Bernhelm von Wetterfels schreckte hoch. Jedem anderen hätte er diesen respektlosen Ton mit einer saftigen Maulschelle vergolten, bei seiner Gemahlin Ariescha hingegen brummte er allenfalls missmutig und setzte sich auf. Nur für einen kurzen Moment hatte sich der Pfalzgraf von Reichsgau nach dem reichlichen Mittagsmahl in dem Armstuhl am hohen Ende der Tafel zurücklehnen und die Augen schließen wollen – und war dabei offensichtlich eingenickt. Er wischte sich mit seiner riesigen Pranke über Augen und den ergrauten Schnauzbart. Ob er lange so geschlafen hatte?

„Du schnarchst“, konstatierte die Nebachotin spöttisch und warf ihm einen ihrer herausfordernd-feurigen Blicke zu, die wohl beinahe jedem Mann auf Zwingzahn die Knie weich werden ließen und Ariescha von Brendiltal zur Adressatin so manches Minneverses oder anderer Avancen machten, mit welchen die hohe Dame ihren Gatten trefflich aufzuziehen verstand. Gleichwohl achtete sie darauf, dass ihr keiner dieser Verehrer zu nahe kam – den Zorn des Ogerfressers hätten diese wohl nicht überlebt.

„Vorsicht“, knurrte der Pfalzgraf, „Gefährlich ist’s, den Leu zu wecken.“

„Dann lass dir mal auf den Zahn fühlen.“ Keck hielt sie ihm über die abgeräumte Tafel ein Papier hin, an dessen Ende das gebrochene Siegel des Grafen von Hartsteen baumelte: „Hier für dich. Der Bote hatte es ziemlich eilig und wollte gleich weiter nach Aldengrund.“

Bernhelm winkte schnaufend ab: „Nun sag schon was drin steht.“

Die Nebachotin verlas die Botschaft aus Oberhartsteen und der Pfalzgraf lauschte der Aufforderung zur Heeresfolge, wobei seine Lippen immer schmaler wurden. Als sie geendet hatte, blieb er schweigend eine Weile sitzen und starrte ins Leere, wobei das rhythmische Klopfen der Finger seiner rechten Hand an der Tischkante das einzige Geräusch im Rittersaal war.
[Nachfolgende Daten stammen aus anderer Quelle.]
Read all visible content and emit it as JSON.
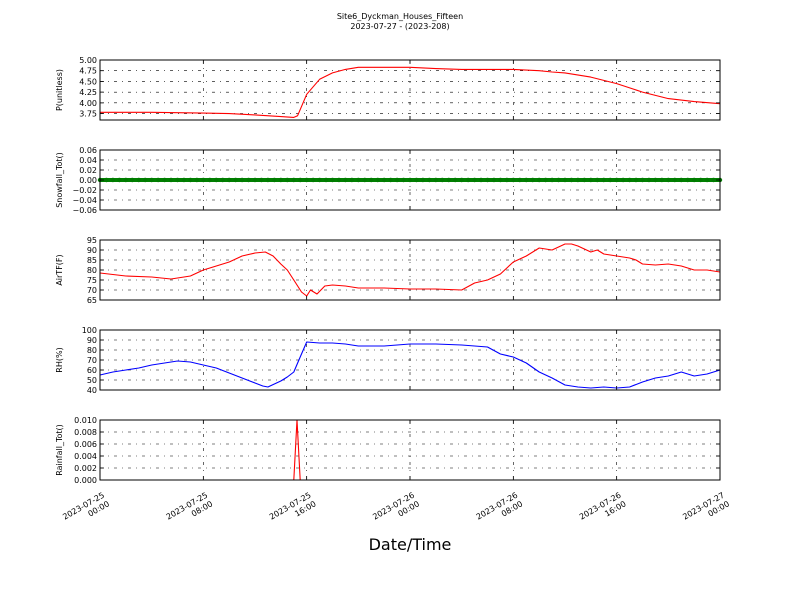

Schließlich sah der Wetterfelser auf und nickte wie um sich selbst zu bestätigen: „Nun denn: Unsere Getreuen sollen sich gerüstet zum Kampf übermorgen auf Zwingzahn einfinden.“

„Wir kommen dem Aufruf also nach“, stellte Ariescha ein wenig überrascht eher fest als dass sie fragte.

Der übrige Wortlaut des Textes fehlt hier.